@cupofcoffees,
What about the fact that these jobs are disappearing as machines become more and more able to reproduce themselfs and other machines? Assembly lines, factories even medical jobs are partially mechanized! A Gamma knife can do what a surgeon and scalpel can't, and physicists are the ones who program these machines in correspiondendce with the doctors.
As we mechanize more and more, those who do not have sufficient ability and do not fit into the social structure will be pushed out. Those who cannot do technical jobs will be the homeless with little hope for 'rehabilitation'(in the sense that they might be fit back into the jigsaw puzzle). I could easily see machines eliminateing lower level technical jobs if it seemed more cost effective. It would mean that a human would have to oversee the machines, and periodically check to see if they are all working on track, but for the most part machines can take care of themselfs, they can form a closed system. The one thing that they lack is will, direction, a goal. This is where humans are unique. We have a will, and the imagination to create goals.

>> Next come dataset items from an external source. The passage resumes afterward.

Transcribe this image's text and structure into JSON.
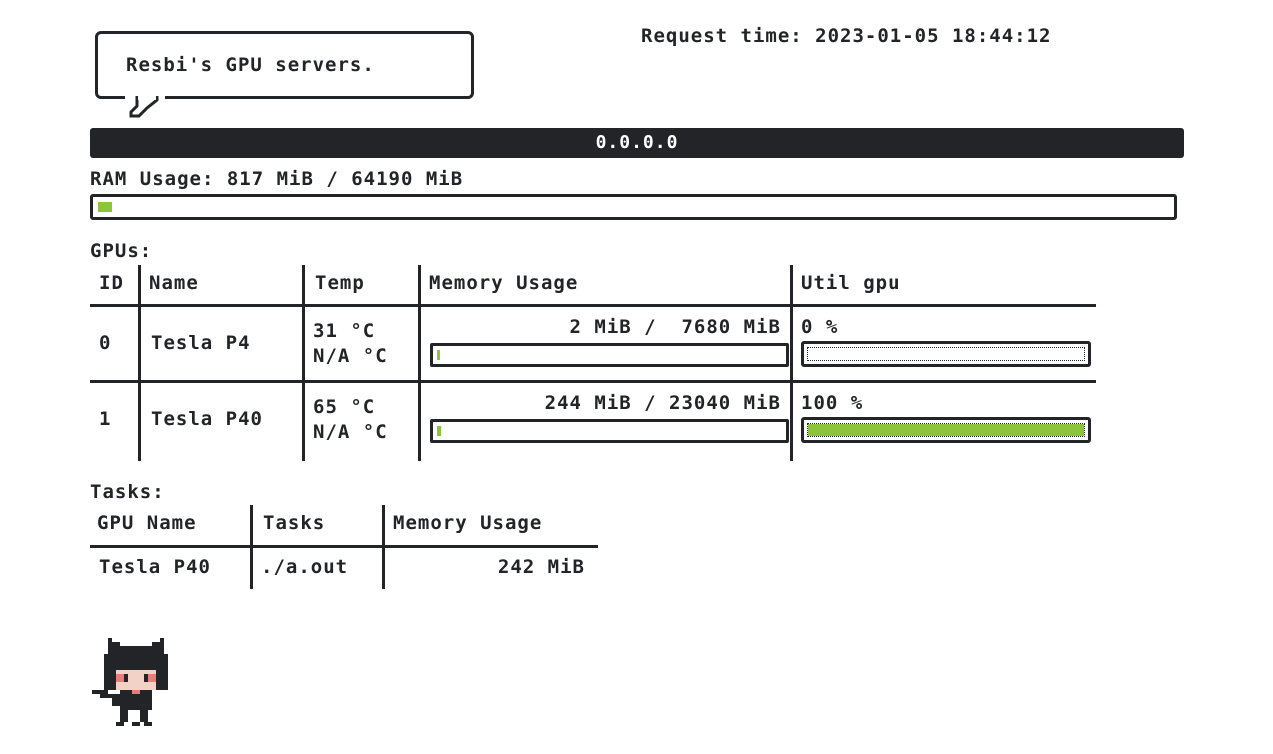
{
  "header": {
    "bubble_text": "Resbi's GPU servers.",
    "request_time": "Request time: 2023-01-05 18:44:12"
  },
  "host": {
    "address": "0.0.0.0"
  },
  "ram": {
    "label": "RAM Usage: 817 MiB / 64190 MiB",
    "used_fraction": 0.0127
  },
  "gpus": {
    "section_label": "GPUs:",
    "columns": {
      "id": "ID",
      "name": "Name",
      "temp": "Temp",
      "memory": "Memory Usage",
      "util": "Util gpu"
    },
    "rows": [
      {
        "id": "0",
        "name": "Tesla P4",
        "temp1": "31 °C",
        "temp2": "N/A °C",
        "memory_text": "2 MiB /  7680 MiB",
        "memory_fraction": 0.0003,
        "util_text": "0 %",
        "util_fraction": 0.0
      },
      {
        "id": "1",
        "name": "Tesla P40",
        "temp1": "65 °C",
        "temp2": "N/A °C",
        "memory_text": "244 MiB / 23040 MiB",
        "memory_fraction": 0.0106,
        "util_text": "100 %",
        "util_fraction": 1.0
      }
    ]
  },
  "tasks": {
    "section_label": "Tasks:",
    "columns": {
      "gpu_name": "GPU Name",
      "tasks": "Tasks",
      "memory": "Memory Usage"
    },
    "rows": [
      {
        "gpu_name": "Tesla P40",
        "task": "./a.out",
        "memory": "242 MiB"
      }
    ]
  },
  "colors": {
    "dark": "#222428",
    "accent": "#8cc43c",
    "background": "#ffffff"
  },
  "mascot": {
    "icon": "pixel-cat-mascot-icon"
  }
}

What happens to these extra pieces though? They have no place in this society. Only the very top minds and the artists fit in here. In this society, the blue collar worker is an extinct beast. The masses no longer fit as machines take hold. This society is not an impossibility.
That being said, why anthropromorhpize oil? Who are these slaves? The lower class workers? The proletariate? There is no one who escapes the machine. We all are part of the machine. We all reap certain benefits from the machine. We all drive cars, even the poor, even in third world countries. We have laptops for 100 dollars thanks to Bill Gates and cars for $2000 thanks to Ta-Ta motors. Nearly everyone benefits from the machine, we are sybiotes. No one is a slave to the machine, that is false. A better analogy would be that of addiction. We are addicts. We crave the fruits of the machine and are tantalized by its promises of a better tommorow. We are told to contribute oo the machine, to give sacrifices and burnt offerings, and this god does pay back to us what we give ten fold, and draws us in closer.
There are many who live mostly without the fruits of the machine, but many of them live outside the machine as well. In no modernized country are there many who can manage to live outside of the machine, and thus nearly all pay homage to it and in return have their addiction fed. I must admit, I would live in the lap of luxury rather than throw myself to the chaotic wilds, but that is of course the natural, animalistic preference. Look at how easily man brought many a beast to him through promise of comfort and then those who would not come willingly, they were dragged in through domination by the whip. We are like animals fed by our masters, protected, and obedient in return, and why not? Have we not chosen this path to at least some degree?
I do not think this is how things are, our system is a grid of inter-cooperation. A balance of skills and goods driving towards the optimization of comfort. We, as a species and in general, seek comfort. We submit to certain rules which are all manifest of our species in order that we achieve our goal of first saftey and then comfort. This is what progress is in modern society, a path towards least resistence, a path towards least upset, lest difficulty, least autonomy. There is no slave driver but our own fear and comfort seeking drive. There is no dark overtone, and no beacon of hope, just a muddled grey with a few bright and dark speckles. The goal of comfort might in actuality conflict with survival instinct, but unwittingly so. We may well be spelling out our demise thanks to this cultural momentum towards comfort, and we will deny this day in and day out. Demise seems so distant that we think it an impossibility until it stares us in the face and then often we still deny it. Comfort. That is what is here. Now. In. That is what we itch for, that is what we are feening for.
I do not believe the dark implications of slave driver and slave, nor the light-hearted hopeful imlications of progress, only a dreary middle, a path towards denial and comfort. A path for the heards to walk along, and one that all of us play into to some degree. It may well spell our demise, but death is much more comfortable in a lay-z-boy during the game...maybe with a beer hat.